The Audit and Finance Committee is composed as required by Article 526bis §2 of the Companies Code: all of its four members are non-executive Directors, and one member, Lady Judge, is independent. Her competence in accounting and auditing is demonstrated by her position as vice chairman of the Financial Reporting Council, the British accounting and corporate governance regulator, which she held until the end of 2007.

Contrary to provision 5.2/3 of the Belgian Corporate Governance Code, the Committee is chaired by the Chairman of the Board: Bekaert wishes the Chairman to preside over all Committees, to enable him to discharge as effectively as possible his specific duties with regard to protecting the interests of all shareholders. Contrary to provision 5.2/4 of the Belgian Corporate Governance Code, according to which at least a majority of the members should be independent, Bekaert takes the view that the Audit and Finance Committee should reflect the balanced composition of the full Board.

The Chief Executive Officer and the Chief Financial Officer are not members of the Committee, but are invited to attend its meetings. This arrangement guarantees the essential interaction between the Board of Directors and executive management.

The Committee met four times in 2009. In addition to its statutory powers and its powers under the Bekaert Charter the Committee discussed the following main subjects:

  • Bekaert’s financing actions as a result of the financial crisis;
  • the treasury situation;
  • the development of an enterprise risk management process.

In addition, the Statutory Auditor provided the Committee with an update on the International Financial Reporting Standards in a session that was open to all members of the Board of Directors.

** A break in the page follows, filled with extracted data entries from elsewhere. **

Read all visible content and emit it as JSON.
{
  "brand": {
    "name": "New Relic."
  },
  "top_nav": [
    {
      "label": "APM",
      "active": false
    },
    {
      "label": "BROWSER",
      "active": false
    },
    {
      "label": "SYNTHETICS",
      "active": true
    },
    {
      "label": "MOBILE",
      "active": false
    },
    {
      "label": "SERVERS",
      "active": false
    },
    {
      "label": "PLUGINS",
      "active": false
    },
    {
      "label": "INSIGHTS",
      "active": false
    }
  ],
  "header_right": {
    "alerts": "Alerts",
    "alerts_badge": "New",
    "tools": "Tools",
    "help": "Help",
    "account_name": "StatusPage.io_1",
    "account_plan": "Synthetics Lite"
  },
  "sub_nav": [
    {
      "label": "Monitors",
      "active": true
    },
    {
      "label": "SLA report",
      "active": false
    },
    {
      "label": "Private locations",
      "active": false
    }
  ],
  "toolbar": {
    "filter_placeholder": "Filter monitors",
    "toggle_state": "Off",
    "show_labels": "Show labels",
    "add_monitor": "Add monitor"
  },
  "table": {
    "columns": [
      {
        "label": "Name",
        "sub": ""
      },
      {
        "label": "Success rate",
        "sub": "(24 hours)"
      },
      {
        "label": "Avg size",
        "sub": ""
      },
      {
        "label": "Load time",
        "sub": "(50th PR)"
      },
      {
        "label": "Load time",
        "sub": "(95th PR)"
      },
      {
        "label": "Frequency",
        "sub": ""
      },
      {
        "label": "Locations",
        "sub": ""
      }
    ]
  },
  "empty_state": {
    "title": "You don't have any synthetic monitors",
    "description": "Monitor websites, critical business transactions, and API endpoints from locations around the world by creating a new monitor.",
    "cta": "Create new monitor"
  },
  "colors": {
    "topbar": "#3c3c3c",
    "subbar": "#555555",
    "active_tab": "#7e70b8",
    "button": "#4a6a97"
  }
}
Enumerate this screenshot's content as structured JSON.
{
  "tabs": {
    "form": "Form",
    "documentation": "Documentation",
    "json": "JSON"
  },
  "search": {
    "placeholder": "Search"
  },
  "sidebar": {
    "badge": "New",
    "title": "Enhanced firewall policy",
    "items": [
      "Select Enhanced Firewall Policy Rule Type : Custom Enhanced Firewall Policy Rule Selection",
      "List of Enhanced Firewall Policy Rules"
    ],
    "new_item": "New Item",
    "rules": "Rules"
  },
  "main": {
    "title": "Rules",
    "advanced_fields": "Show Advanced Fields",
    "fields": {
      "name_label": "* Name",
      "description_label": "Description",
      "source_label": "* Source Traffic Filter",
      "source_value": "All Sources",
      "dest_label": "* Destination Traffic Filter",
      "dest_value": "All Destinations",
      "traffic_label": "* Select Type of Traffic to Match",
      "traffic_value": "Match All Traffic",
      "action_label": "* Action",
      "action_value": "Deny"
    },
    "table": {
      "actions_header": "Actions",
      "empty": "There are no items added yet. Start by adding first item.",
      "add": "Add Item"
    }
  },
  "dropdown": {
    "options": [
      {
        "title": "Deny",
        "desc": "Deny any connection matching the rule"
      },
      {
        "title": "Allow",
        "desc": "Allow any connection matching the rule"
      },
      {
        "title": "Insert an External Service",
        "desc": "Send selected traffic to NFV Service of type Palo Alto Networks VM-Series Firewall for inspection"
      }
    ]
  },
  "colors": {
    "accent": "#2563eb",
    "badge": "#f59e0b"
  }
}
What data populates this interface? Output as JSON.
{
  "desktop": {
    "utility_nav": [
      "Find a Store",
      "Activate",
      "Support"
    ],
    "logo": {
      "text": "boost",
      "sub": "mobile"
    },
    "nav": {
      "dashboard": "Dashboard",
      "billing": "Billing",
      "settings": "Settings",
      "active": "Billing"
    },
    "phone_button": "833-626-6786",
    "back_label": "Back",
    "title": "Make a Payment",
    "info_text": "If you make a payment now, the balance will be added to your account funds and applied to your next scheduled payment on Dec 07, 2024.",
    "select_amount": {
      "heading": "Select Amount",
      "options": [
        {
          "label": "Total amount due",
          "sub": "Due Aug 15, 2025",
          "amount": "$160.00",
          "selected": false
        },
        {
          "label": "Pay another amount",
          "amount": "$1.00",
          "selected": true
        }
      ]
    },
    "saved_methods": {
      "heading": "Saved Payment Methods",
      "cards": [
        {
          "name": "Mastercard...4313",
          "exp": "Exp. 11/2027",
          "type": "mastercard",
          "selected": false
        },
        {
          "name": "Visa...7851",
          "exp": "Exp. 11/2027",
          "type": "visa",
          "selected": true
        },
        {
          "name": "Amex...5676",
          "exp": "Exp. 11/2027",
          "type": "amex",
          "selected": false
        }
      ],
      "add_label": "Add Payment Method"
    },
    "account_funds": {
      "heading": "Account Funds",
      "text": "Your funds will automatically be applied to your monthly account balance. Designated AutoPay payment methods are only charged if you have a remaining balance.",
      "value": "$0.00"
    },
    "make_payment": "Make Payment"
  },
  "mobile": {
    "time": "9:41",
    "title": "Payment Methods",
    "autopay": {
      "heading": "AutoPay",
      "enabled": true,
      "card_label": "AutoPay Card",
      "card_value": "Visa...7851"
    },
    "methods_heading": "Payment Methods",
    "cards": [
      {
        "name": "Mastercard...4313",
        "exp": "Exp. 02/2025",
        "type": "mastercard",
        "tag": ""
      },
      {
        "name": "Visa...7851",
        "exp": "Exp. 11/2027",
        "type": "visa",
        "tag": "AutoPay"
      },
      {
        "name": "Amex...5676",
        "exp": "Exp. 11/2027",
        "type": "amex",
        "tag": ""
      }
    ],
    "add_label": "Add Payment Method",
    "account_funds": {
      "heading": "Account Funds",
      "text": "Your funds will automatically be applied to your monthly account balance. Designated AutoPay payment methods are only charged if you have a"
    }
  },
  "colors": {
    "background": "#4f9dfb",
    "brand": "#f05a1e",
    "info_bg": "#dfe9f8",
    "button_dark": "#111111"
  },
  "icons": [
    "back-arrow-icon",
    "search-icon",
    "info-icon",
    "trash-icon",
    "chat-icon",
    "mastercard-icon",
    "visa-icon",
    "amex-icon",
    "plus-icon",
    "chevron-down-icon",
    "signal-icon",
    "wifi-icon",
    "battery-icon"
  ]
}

Nomination and Remuneration Committee

The Nomination and Remuneration Committee has four members, all of whom are non-executive Directors. It is chaired by the Chairman of the Board and further consists of three Directors, one of whom is independent. Contrary to provision 5.4/1 of the Belgian Corporate Governance Code, according to which at least a majority of the members should be independent, Bekaert takes the view that the Nomination and Remuneration Committee should reflect the balanced composition of the full Board.

The Committee met four times in 2009. In addition to its powers under the Articles of Association and the Bekaert Charter, the Committee discussed the following main subjects:

  • the actions of the HR department in the face of the economic crisis;
  • the appointment of a new Director and a new member of the senior management;
  • the remuneration of the Chairman of the Board for the period 2009-2012.

 

Strategic Committee

The Strategic Committee has six members, five of whom are non-executive Directors. It is chaired by the Chairman of the Board and further consists of the Chief Executive Officer and four Directors, one of whom is independent. The Committee met five times in 2009. In addition to its powers under the Articles of Association and the Bekaert Charter, the main items on the Committee’s agenda were:

  • a preliminary analysis of the budget for 2009;
  • the follow-up of the long-term strategy of the Group and its major components.